All data is sourced from over $3B in Facebook ad spend, collected across thousands of ad accounts that use Superads daily to analyze and improve their campaigns. Every data point is fully anonymized and aggregated—no individual advertiser is ever exposed.

This dataset updates frequently as new ad data flows in. It will only get bigger and better.

Philippines Advertising Landscape

National Holidays

Jan 1New Year's Day
Jan 29Chinese New Year
Apr 9Day of Valor
Apr 17Maundy Thursday
Apr 18Good Friday
Apr 19Black Saturday
May 1Labour Day
Jun 6Eid'l Adha
Jun 12Independence Day
Aug 21Ninoy Aquino Day
Aug 25National Heroes Day
Nov 1All Saints' Day
Nov 30Bonifacio Day
Dec 8Immaculate Conception
Dec 24Christmas Eve
Dec 25Christmas Day
Dec 30Rizal Day
Dec 31New Year's Eve

Key Shopping Season

Late November (Black Friday/Cyber Monday), December (Christmas and Rizal Day), June–August (Independence Day and National Heroes Day), Chinese New Year (January) and Eid observances

Potential Advertising Impact

CPM and CPC might rise around Chinese New Year, Eid, and Independence Day for food, gifts, and travel categories. Late November–December retail campaigns see strong competition and elevated CPMs. Long weekend holidays could reduce weekday ad inventory while weekend awareness campaigns benefit from higher media consumption.

What's a healthy cost per purchase for ecommerce brands?

It depends on your product price and margins. Most brands aim for $10 to $50. For higher-ticket products, a higher CPA may be acceptable as long as you're maintaining a strong return on ad spend.

How does product price impact CPA benchmarks?

Higher-priced products typically have a higher CPA because people take longer to convert. That's not necessarily a problem if your margin can support it. You should measure CPA in context with AOV and LTV.

Why are my purchase costs going up despite stable ROAS?

Your AOV may be increasing, which helps maintain ROAS even if CPA rises. You could also be facing higher CPMs, lower conversion rates, or creative fatigue.

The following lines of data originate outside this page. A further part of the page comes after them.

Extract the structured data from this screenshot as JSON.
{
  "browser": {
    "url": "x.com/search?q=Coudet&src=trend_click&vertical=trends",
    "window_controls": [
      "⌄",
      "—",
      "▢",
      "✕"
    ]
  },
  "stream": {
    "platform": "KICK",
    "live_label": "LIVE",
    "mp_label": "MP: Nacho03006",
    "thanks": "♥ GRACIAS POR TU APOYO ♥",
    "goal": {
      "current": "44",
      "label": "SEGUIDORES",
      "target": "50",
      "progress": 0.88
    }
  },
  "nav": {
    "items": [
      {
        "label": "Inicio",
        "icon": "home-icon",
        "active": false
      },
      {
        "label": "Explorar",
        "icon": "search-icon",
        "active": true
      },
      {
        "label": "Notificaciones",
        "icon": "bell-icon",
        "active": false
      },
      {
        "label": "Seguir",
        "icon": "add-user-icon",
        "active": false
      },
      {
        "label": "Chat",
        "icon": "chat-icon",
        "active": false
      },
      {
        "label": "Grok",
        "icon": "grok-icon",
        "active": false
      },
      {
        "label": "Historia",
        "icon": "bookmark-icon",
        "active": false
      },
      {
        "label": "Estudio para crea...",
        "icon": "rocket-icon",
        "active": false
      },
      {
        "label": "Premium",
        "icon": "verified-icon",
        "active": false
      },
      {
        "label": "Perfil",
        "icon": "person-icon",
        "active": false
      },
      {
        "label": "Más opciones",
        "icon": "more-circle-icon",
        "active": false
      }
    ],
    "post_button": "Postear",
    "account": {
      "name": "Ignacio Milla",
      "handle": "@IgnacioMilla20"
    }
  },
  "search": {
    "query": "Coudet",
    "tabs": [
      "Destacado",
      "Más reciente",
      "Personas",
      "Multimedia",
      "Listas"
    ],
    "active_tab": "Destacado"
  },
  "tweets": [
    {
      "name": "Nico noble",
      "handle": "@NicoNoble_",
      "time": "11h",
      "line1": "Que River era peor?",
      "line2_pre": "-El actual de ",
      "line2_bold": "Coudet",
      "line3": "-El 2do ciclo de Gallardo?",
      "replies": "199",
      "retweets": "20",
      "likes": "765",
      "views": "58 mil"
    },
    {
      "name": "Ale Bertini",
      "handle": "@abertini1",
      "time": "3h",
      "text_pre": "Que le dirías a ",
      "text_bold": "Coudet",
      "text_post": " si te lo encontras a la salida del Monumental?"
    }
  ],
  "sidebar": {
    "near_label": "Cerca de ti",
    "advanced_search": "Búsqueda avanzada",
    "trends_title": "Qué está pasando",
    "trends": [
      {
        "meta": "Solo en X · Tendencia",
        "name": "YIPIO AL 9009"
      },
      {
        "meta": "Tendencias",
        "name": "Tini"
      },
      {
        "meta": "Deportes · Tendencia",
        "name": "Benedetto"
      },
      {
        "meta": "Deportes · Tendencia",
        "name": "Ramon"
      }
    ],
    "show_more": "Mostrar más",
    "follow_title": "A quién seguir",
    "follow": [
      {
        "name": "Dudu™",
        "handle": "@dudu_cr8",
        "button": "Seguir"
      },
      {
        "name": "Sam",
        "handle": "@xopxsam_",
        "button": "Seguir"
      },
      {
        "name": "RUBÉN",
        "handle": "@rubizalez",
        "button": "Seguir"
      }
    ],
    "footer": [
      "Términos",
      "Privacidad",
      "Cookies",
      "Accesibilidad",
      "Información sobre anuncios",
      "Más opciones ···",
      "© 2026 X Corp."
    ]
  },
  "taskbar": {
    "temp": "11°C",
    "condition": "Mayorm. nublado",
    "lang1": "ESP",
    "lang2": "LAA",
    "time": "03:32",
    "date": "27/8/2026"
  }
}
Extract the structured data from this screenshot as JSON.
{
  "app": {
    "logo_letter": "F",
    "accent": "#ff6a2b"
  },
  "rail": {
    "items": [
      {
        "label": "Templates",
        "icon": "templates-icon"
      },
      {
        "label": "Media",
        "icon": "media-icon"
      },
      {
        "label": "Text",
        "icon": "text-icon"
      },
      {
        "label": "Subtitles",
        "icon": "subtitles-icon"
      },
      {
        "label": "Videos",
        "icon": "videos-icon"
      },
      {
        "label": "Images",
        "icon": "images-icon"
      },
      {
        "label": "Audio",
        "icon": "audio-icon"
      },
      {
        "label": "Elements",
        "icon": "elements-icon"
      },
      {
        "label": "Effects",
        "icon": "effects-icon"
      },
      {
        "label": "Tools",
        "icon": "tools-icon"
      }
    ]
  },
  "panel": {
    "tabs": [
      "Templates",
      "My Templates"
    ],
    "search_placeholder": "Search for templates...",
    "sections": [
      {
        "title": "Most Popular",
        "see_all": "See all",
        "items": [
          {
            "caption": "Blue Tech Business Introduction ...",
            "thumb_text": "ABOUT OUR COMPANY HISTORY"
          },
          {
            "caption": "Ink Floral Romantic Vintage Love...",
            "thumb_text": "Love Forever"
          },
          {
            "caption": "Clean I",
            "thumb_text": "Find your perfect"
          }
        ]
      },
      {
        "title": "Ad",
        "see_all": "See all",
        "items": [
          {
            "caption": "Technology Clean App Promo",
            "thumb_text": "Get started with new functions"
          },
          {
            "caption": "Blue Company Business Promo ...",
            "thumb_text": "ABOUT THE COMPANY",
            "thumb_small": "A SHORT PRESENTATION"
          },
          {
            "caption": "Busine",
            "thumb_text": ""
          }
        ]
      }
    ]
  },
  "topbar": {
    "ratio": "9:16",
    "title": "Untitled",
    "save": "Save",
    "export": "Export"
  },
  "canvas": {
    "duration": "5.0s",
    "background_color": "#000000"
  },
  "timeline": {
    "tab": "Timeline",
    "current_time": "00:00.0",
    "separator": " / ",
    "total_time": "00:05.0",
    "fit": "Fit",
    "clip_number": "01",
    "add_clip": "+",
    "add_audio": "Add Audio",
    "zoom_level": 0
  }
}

Should I use manual bidding to control CPA more effectively?

Manual bidding can help if you're struggling to stay within target CPA. It's best used by experienced advertisers who can monitor performance and adjust regularly. It gives more control, but also requires more effort.

How do I scale spend without letting CPA skyrocket?

Increase budget gradually, rotate creative often, and avoid overlapping audiences. Scaling too quickly can lead to audience saturation and rising CPAs.